TANGERANG – Direktorat Jenderal Adminstrasi Hukum Umum (Ditjen AHU) Kementerian Hukum dan Hak Asasi Manusia (Kemenkumham) terus membahas mekanisme berdirinya sebuah Yayasan yang didirikan oleh Warga Negara Asing (WNA), Maka Focuss Discussion Group (FGD) sangat membantu dalam mengambil langkah untuk menangani Yayasan asing.
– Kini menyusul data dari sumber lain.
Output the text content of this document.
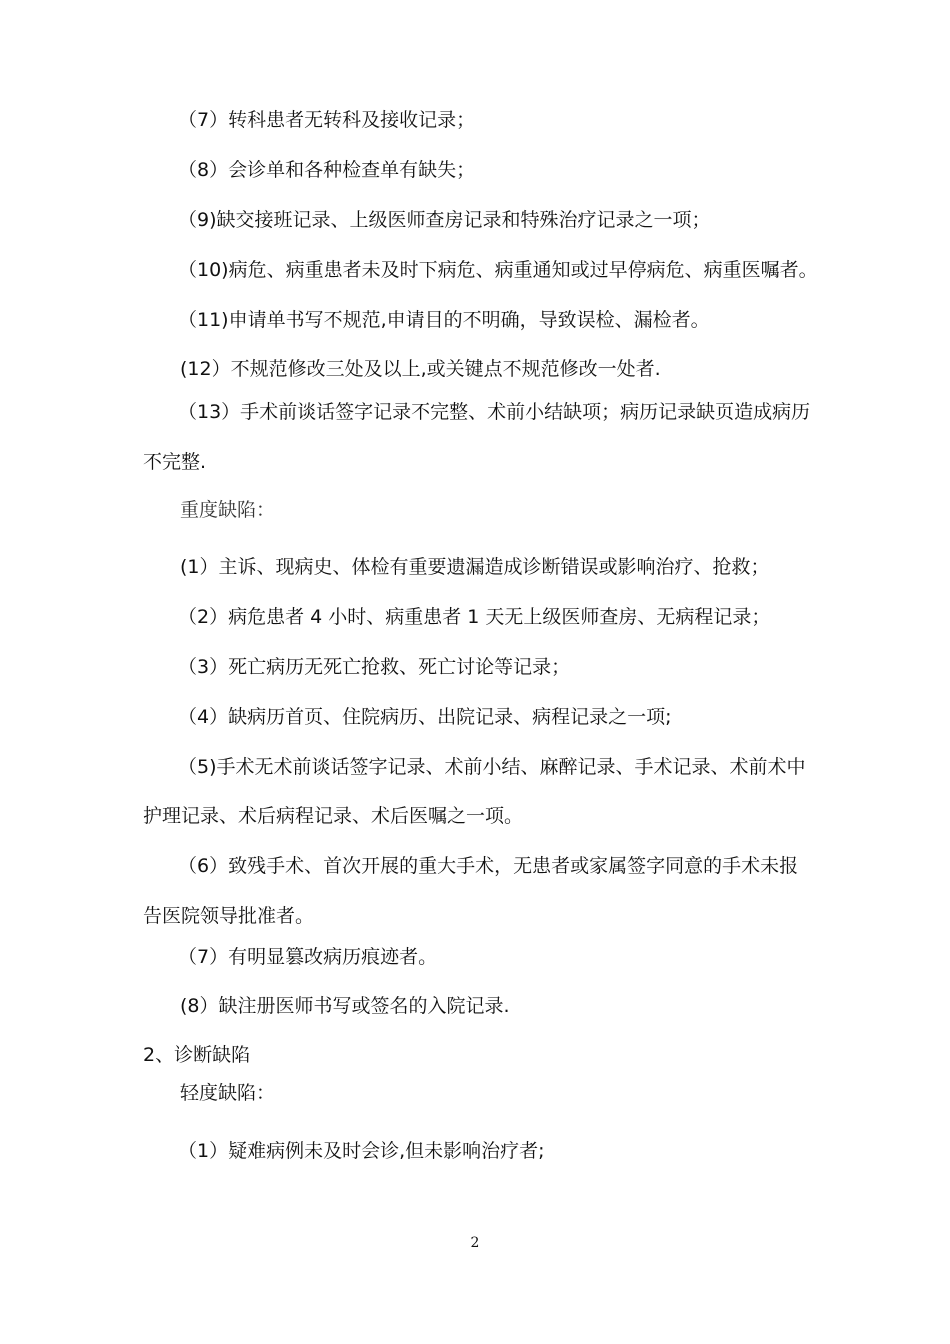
（7）转科患者无转科及接收记录；
（8）会诊单和各种检查单有缺失；
（9)缺交接班记录、上级医师查房记录和特殊治疗记录之一项；
（10)病危、病重患者未及时下病危、病重通知或过早停病危、病重医嘱者。
（11)申请单书写不规范,申请目的不明确，导致误检、漏检者。
(12）不规范修改三处及以上,或关键点不规范修改一处者.
（13）手术前谈话签字记录不完整、术前小结缺项；病历记录缺页造成病历
不完整.
重度缺陷：
(1）主诉、现病史、体检有重要遗漏造成诊断错误或影响治疗、抢救；
（2）病危患者 4 小时、病重患者 1 天无上级医师查房、无病程记录；
（3）死亡病历无死亡抢救、死亡讨论等记录；
（4）缺病历首页、住院病历、出院记录、病程记录之一项;
（5)手术无术前谈话签字记录、术前小结、麻醉记录、手术记录、术前术中
护理记录、术后病程记录、术后医嘱之一项。
（6）致残手术、首次开展的重大手术，无患者或家属签字同意的手术未报
告医院领导批准者。
（7）有明显篡改病历痕迹者。
(8）缺注册医师书写或签名的入院记录.
2、诊断缺陷
轻度缺陷：
（1）疑难病例未及时会诊,但未影响治疗者;
2
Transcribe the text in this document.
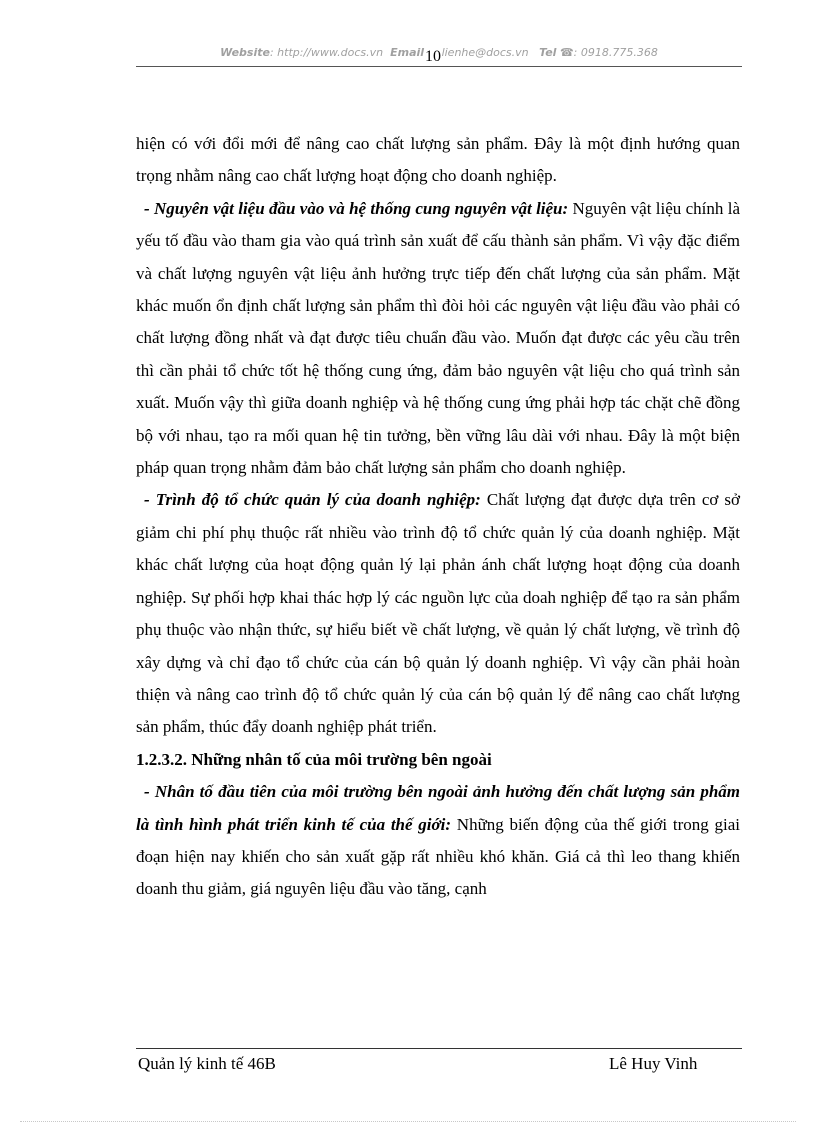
Website: http://www.docs.vn Email lienhe@docs.vn Tel ☎: 0918.775.368
10

hiện có với đổi mới để nâng cao chất lượng sản phẩm. Đây là một định hướng quan trọng nhằm nâng cao chất lượng hoạt động cho doanh nghiệp.

- Nguyên vật liệu đầu vào và hệ thống cung nguyên vật liệu: Nguyên vật liệu chính là yếu tố đầu vào tham gia vào quá trình sản xuất để cấu thành sản phẩm. Vì vậy đặc điểm và chất lượng nguyên vật liệu ảnh hưởng trực tiếp đến chất lượng của sản phẩm. Mặt khác muốn ổn định chất lượng sản phẩm thì đòi hỏi các nguyên vật liệu đầu vào phải có chất lượng đồng nhất và đạt được tiêu chuẩn đầu vào. Muốn đạt được các yêu cầu trên thì cần phải tổ chức tốt hệ thống cung ứng, đảm bảo nguyên vật liệu cho quá trình sản xuất. Muốn vậy thì giữa doanh nghiệp và hệ thống cung ứng phải hợp tác chặt chẽ đồng bộ với nhau, tạo ra mối quan hệ tin tưởng, bền vững lâu dài với nhau. Đây là một biện pháp quan trọng nhằm đảm bảo chất lượng sản phẩm cho doanh nghiệp.

- Trình độ tổ chức quản lý của doanh nghiệp: Chất lượng đạt được dựa trên cơ sở giảm chi phí phụ thuộc rất nhiều vào trình độ tổ chức quản lý của doanh nghiệp. Mặt khác chất lượng của hoạt động quản lý lại phản ánh chất lượng hoạt động của doanh nghiệp. Sự phối hợp khai thác hợp lý các nguồn lực của doah nghiệp để tạo ra sản phẩm phụ thuộc vào nhận thức, sự hiểu biết về chất lượng, về quản lý chất lượng, về trình độ xây dựng và chỉ đạo tổ chức của cán bộ quản lý doanh nghiệp. Vì vậy cần phải hoàn thiện và nâng cao trình độ tổ chức quản lý của cán bộ quản lý để nâng cao chất lượng sản phẩm, thúc đẩy doanh nghiệp phát triển.

1.2.3.2. Những nhân tố của môi trường bên ngoài

- Nhân tố đầu tiên của môi trường bên ngoài ảnh hưởng đến chất lượng sản phẩm là tình hình phát triển kinh tế của thế giới: Những biến động của thế giới trong giai đoạn hiện nay khiến cho sản xuất gặp rất nhiều khó khăn. Giá cả thì leo thang khiến doanh thu giảm, giá nguyên liệu đầu vào tăng, cạnh

Quản lý kinh tế 46B	Lê Huy Vinh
“ yayasan asing ini sekarang menjadi suatu isu yang betul-betul harus pastikan penangannanya terkoordinasi dengan baik dan komprehensif. Karena belakangan ini banyak gangguan dari ormas asing yang berkedok ormas-ormas. Termasuk yang menjadi concern adalah ormas yang berbadan hukum yayasan”, Jelas Direktur Jenderal AHU Cahyo Rahadian Muzhar Saat Membuka Acara Kegiatan FGD di Hotel Santika Premiere Bintaro Tangerang, Selasa (3/9/19).
Tren ini menjadi tanggapan secara sensitive, dan masih ditangani oleh penegak hukum. " Kita Indonesia, jangan sampai kehilangan kewibawaan, kita berhak membuat kebijakan. Untuk ormas yang berada di bawah kita semua, kita harus buat aturan yang jelas, " Ungkapnya.
Sementara itu Direktur Perdata “Daulat Pandapotan Silitongan” Menjelaskan Merujuk Peraturan Pemerintah No. 59 Tahun 2016, bahwa ada pembeda antara yayasan atau organisasi masyarakat (ormas) type A yang menjadi kewenangannya. Maka dari itu, pemutusan terkait legal dan ilegalnya menjadi tugas dan ketok palunya.
“Untuk itu, Direktorat Jenderaal Administrasi Hukum Umum perlu memperjelas persyaratan dan regulasi", Tuturnya.
Disebut yayasan asing lanjut Daulat, jika pendirinya asing, dan pengurusnya juga warga asing, maka yayasan mempunyai aturannya sendiri yang diatur dalam Undang - Undang. Ada beberapa perbedaan antara yayasan asing dengan yayasan lokal. Ada juga jenis yayasan yang mana pendirinya warga Indonesia tapi pengendali kepengurusannya terdapat warga negara asing. Hal tersebut hingga kini belum ada dasar hukumnya. Meski salah satu pengurusnya adalah orang Indonesia.
“Sebab, kini permohonan berdirinya yayasan asing meningkat. Bisa dilihat dari Permohonan online yang masuk, Email pertanyaan yang masuk pada humas Ditjen AHU dan banyaknya pertanyaan terkait konsultasi yayasan asing di gedung ciks”,pungkasnya.
Menindak lanjuti persoalan itu, Kepala Seksi Badan Hukum “Hilda Mulyadin” menyampaikan bahwa dasar hukum yang ada menjadi patokan dalam perijinan dari Direktorat Jenderal AHU, Dalam konteks mengetahui sehingga seluruh anggota tim perijinan dapat mengetahui secara formal alur rancangan yang akan di sepakati bersama.
Seperti membuat draf akta, Presentasi di depan tim perijinan. Sehingga draf akta itu yang dapat menjadi pegangan dari tim perijinan, tim perijinan selama ini berpatokan pada draf akta sebagai panduan presentasi. Padahal draf akta dapat diingkari, karena belum resmi.
Kemudian, bisa diusulkan dengan draf perjinan masuk dulu ke Direktorat Jenderal AHU baru diperoses oleh tim perijinan. Hal ini terkait ketentuan sepuluh hari. Kemudian input rekomendasi dari TPOA dan kembali kepada Direktorat Jenderal AHU.
“Diketahui sebelum PP 59 tahun 2016 ada sekitar 135 yayasan yang terdaftar kini sudah bertambah menjadi 206 yayasan asing. Dari 206 ini tidak ada satupun yang mendapat rekomendasi”, Tutupnya.